10/10/13 à 11:47 - Mise à jour à 11:47

Source: Moneytalk

Barack Obama a donc confirmé ce que tout le monde pressentait depuis le retrait de Larry Summers, c'est bien Janet Yellen qui prendra le relais de Ben Bernanke à la tête de la Fed. L'architecte des plans d'assouplissement monétaire devient donc la personne clé de leur déconstruction.

Janet Yellen saura-t-elle déconstruire ce qu'elle a bâti ?

La confirmation de la nomination de Janet Yellen au poste de présidente de la Réserve fédérale américaine a pris aux investisseurs de se détourner quelque temps du problème de la paralysie du Congrès américain qui ne parvient pas à trouver un accord sur le budget et sur le plafond de la dette.

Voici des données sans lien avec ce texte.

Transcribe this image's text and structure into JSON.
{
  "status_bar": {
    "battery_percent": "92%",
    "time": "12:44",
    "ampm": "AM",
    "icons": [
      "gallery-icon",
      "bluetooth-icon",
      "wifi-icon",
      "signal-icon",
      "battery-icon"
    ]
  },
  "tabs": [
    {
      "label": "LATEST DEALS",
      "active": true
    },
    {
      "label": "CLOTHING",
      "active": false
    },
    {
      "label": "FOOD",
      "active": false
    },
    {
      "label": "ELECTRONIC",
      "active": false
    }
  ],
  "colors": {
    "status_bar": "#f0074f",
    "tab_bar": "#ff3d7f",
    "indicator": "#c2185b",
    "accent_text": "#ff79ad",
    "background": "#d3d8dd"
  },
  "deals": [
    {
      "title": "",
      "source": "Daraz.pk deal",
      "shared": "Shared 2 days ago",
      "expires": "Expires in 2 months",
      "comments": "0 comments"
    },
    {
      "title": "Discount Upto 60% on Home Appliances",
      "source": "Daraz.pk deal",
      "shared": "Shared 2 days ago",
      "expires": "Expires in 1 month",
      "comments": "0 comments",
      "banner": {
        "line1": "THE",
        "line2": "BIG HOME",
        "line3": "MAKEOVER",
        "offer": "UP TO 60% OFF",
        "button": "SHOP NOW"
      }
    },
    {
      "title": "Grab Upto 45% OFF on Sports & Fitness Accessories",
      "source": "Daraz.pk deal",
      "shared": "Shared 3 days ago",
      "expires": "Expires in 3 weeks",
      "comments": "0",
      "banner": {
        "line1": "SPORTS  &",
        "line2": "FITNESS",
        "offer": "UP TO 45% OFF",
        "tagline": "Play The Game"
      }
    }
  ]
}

L'actuelle vice-présidente de la Fed est en effet considérée comme plus laxiste que Ben Bernanke sur le plan monétaire. Elle est notamment une des grandes artisane des différents plans d'assouplissement monétaire dont le troisième est toujours en cours au rythme de 85 milliards de dollars par mois. Dans ses discours, elle a toujours plaidé pour une remontée des taux très lente avec une normalisation qui n'interviendrait que dans 5 ans si l'économie poursuit son redressement.

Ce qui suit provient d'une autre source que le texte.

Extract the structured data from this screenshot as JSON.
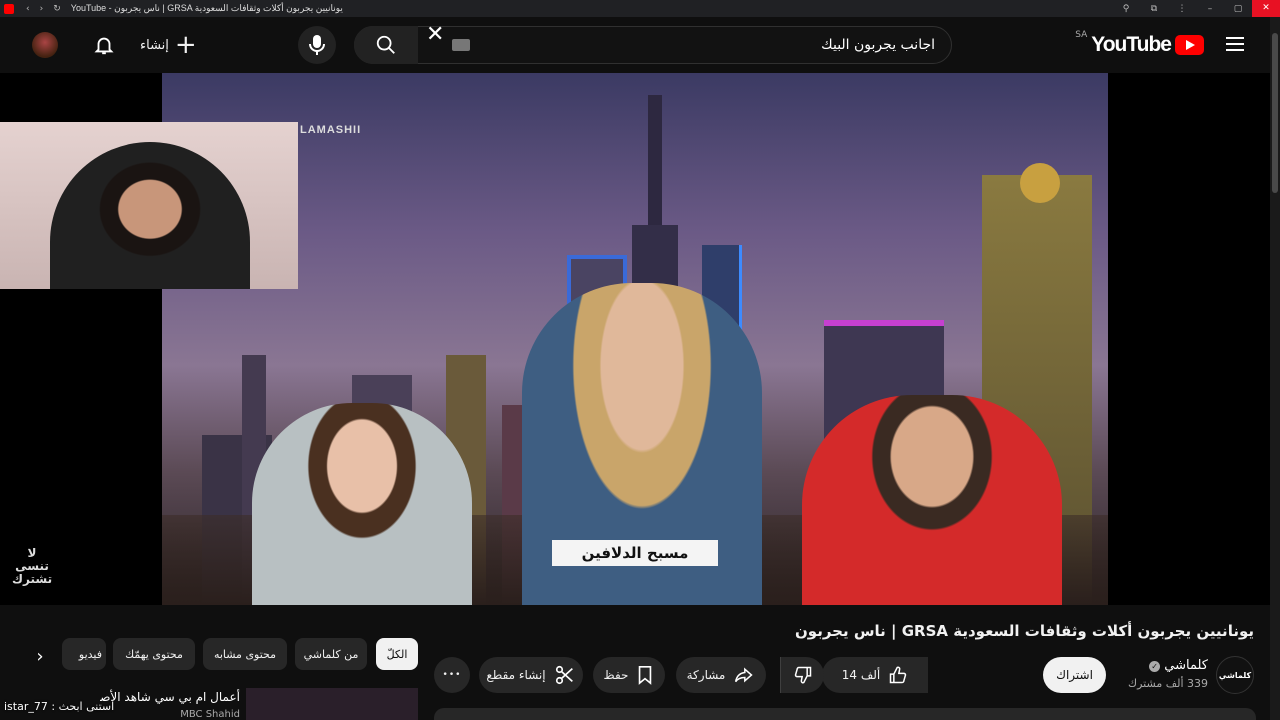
{
  "browser": {
    "tab_title": "YouTube - ناس يجربون | GRSA يونانيين يجربون أكلات وثقافات السعودية",
    "nav_glyphs": [
      "‹",
      "›",
      "↻"
    ],
    "window_controls": [
      "⚲",
      "⧉",
      "⋮",
      "–",
      "▢",
      "✕"
    ]
  },
  "masthead": {
    "logo_text": "YouTube",
    "country_code": "SA",
    "search_value": "اجانب يجربون البيك",
    "clear_glyph": "✕",
    "create_label": "إنشاء",
    "create_glyph": "+"
  },
  "player": {
    "watermark": "LAMASHII",
    "lower_third_caption": "مسبح الدلافين",
    "dont_forget": "لا تنسى تشترك"
  },
  "video": {
    "title": "يونانيين يجربون أكلات وثقافات السعودية GRSA | ناس يجربون",
    "channel_name": "كلماشي",
    "channel_logo_text": "كلماشي",
    "verified_glyph": "✓",
    "subscriber_count": "339 ألف مشترك",
    "subscribe_label": "اشتراك",
    "like_count": "14 ألف",
    "share_label": "مشاركة",
    "save_label": "حفظ",
    "clip_label": "إنشاء مقطع",
    "more_glyph": "•••"
  },
  "chips": {
    "items": [
      "الكلّ",
      "من كلماشي",
      "محتوى مشابه",
      "محتوى يهمّك",
      "فيديو"
    ],
    "active_index": 0,
    "chevron": "›"
  },
  "recommendation": {
    "title": "أعمال ام بي سي شاهد الأصلية",
    "channel": "MBC Shahid"
  },
  "stream_overlay": "istar_77 : استنى ابحث",
  "colors": {
    "brand_red": "#ff0000",
    "background": "#0f0f0f",
    "chip": "#272727"
  }
}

Même si cela est de nature à rassurer les investisseurs sur le court terme étant donné le moindre risque d'une réduction trop rapide des soutiens à l'économie, la politique prêtée à Janet Yellen inquiète de nombreux économistes. Ces derniers craignent qu'en trainant trop, la Fed soit amenée à subir les événements (remontée des taux sur les marchés par exemple), avec comme conséquence une politique devant finalement être menée dans l'urgence comme au milieu des années 90 lorsque la Fed avait dû porter son taux directeur de 3% à 6% en 12 mois engendrant un krach obligataire. Les données du problème sont de plus encore plus complexes qu'il y a 20 ans étant donné que Janet Yellen devra également veiller durant son mandat à réduire le poids de la Fed -dont le bilan approche déjà les 4 000 milliards de dollars- sans heurter les marchés, ni l'économie. Pour la future première présidente d'une grande banque centrale, cela revient donc à déconstruire sans dégâts un gratte-ciel dont elle a elle-même conseillé et supervisé la construction.